Victor Klones stava seduto alla piccola scrivania ed era sempre più agitato.
Aveva saputo dai giornali della morte di Tanja, ma non ne conosceva i particolari, visto che  riportavano la notizia semplicemente come avvenuta durante una operazione di polizia, senza alcun indizio ulteriore.
Sentiva che il piano che aveva organizzato,  quello che doveva garantirgli il potere, la cosa che aveva desiderato per tutta la vita, si stava sgretolando. Anzi era già andato in pezzi.

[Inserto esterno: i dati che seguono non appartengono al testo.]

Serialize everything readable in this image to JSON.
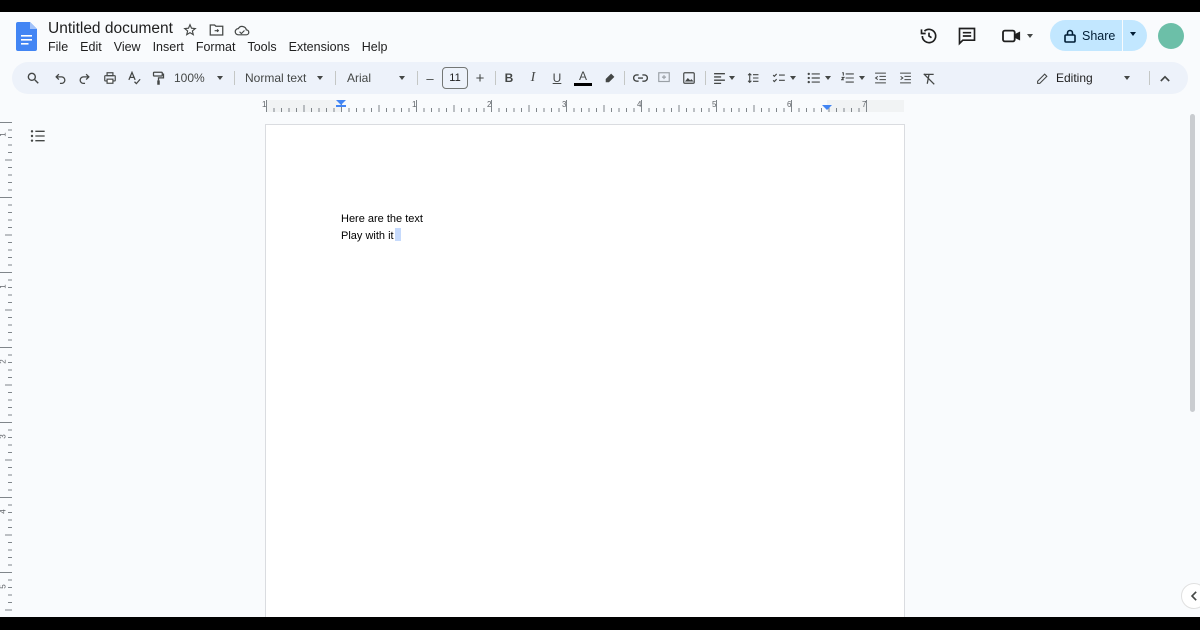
{
  "document": {
    "title": "Untitled document"
  },
  "menu": [
    "File",
    "Edit",
    "View",
    "Insert",
    "Format",
    "Tools",
    "Extensions",
    "Help"
  ],
  "toolbar": {
    "zoom": "100%",
    "paragraph_style": "Normal text",
    "font": "Arial",
    "font_size": "11",
    "bold": "B",
    "italic": "I",
    "underline": "U",
    "text_color": "A",
    "decrease_font": "–",
    "increase_font": "+",
    "mode": "Editing"
  },
  "header": {
    "share_label": "Share"
  },
  "ruler": {
    "horizontal_labels": [
      "1",
      "1",
      "2",
      "3",
      "4",
      "5",
      "6",
      "7"
    ],
    "vertical_labels": [
      "1",
      "1",
      "2",
      "3",
      "4",
      "5"
    ]
  },
  "content": {
    "line1": "Here are the text",
    "line2": "Play with it"
  },
  "colors": {
    "accent": "#1a73e8",
    "share_bg": "#c2e7ff",
    "toolbar_bg": "#edf2fa",
    "avatar": "#6cbfa8",
    "selection": "#c6dafc"
  }
}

Ma aveva ancora una via di uscita, quanto meno per garantirsi la libertà.
Poi con il denaro dei conti segreti che aveva in Giamaica poteva ricominciare.

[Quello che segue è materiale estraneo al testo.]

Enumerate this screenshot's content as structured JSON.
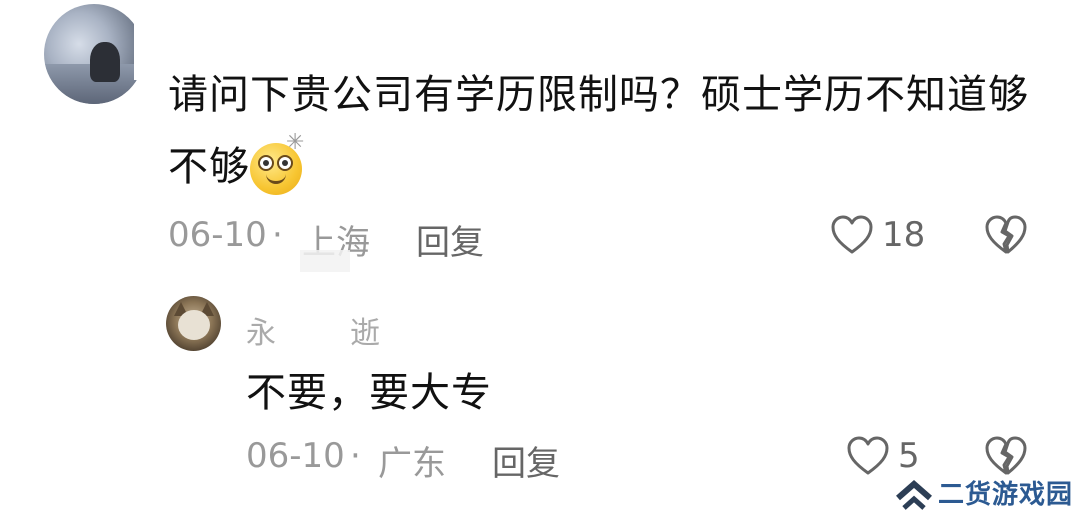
{
  "comment": {
    "text_line1": "请问下贵公司有学历限制吗？硕士学历不知道够",
    "text_line2": "不够",
    "emoji_icon": "glasses-smile-emoji",
    "date": "06-10",
    "separator": "·",
    "location": "上海",
    "reply_label": "回复",
    "like_count": "18"
  },
  "reply": {
    "username_first": "永",
    "username_last": "逝",
    "text": "不要，要大专",
    "date": "06-10",
    "separator": "·",
    "location": "广东",
    "reply_label": "回复",
    "like_count": "5"
  },
  "watermark": {
    "text": "二货游戏园",
    "color": "#2c5a92"
  },
  "colors": {
    "text": "#111111",
    "meta": "#999999",
    "icon": "#666666"
  }
}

Doveva solo aspettare un altro po’, in modo  che i  poliziotti fossero disperati e pronti a tutto pur di prendere El Marough.
Poi avrebbe barattato le informazioni che solo lui aveva con la sua libertà. E poteva ricominciare tutto.
    
“Dov’è Klones? Quante persone ci sono in casa oltre a te?” chiese Semir sempre puntando la pistola contro l’uomo.
Ma questi rimaneva immobile senza emettere un fiato.
Semir era sempre più nervoso.
A stento, nella concitazione, notò lo sguardo che l’uomo lanciava verso la sua sinistra.
Giusto in tempo per vedere una figura alta vestita di nero che impugnava una pistola.
Fulmineo, con il cuore a mille, sparò in quella direzione e l’uomo cadde a terra, tenendosi la gamba sinistra.
A quel punto anche l’uomo che aveva aperto la porta cercò di raggiungere la pistola che aveva nella fondina sotto l’ascella.
Ma anche stavolta Semir fu più lesto.
Con un colpo secco alla nuca lo tramortì. 
Poi  prese le pistole dei due e si avviò guardingo al piano di sopra.
 
Victor Klones udì lo sparo al piano di sotto e si alzò di botto dalla scrivania.
Veloce si diresse verso la porta, ma rimase nascosto, ansimando e sudando per la paura, sino a che non vide una figura piccola imboccare il corridoio.
Non lo aveva mai visto… ma sapeva che stava cercando lui.
Aspettò che entrasse ad ispezionare la prima stanza e poi veloce cercò di imboccare le scale. Ma non era arrivato neppure al primo gradino che sentì il freddo della canna di una pistola sulla nuca.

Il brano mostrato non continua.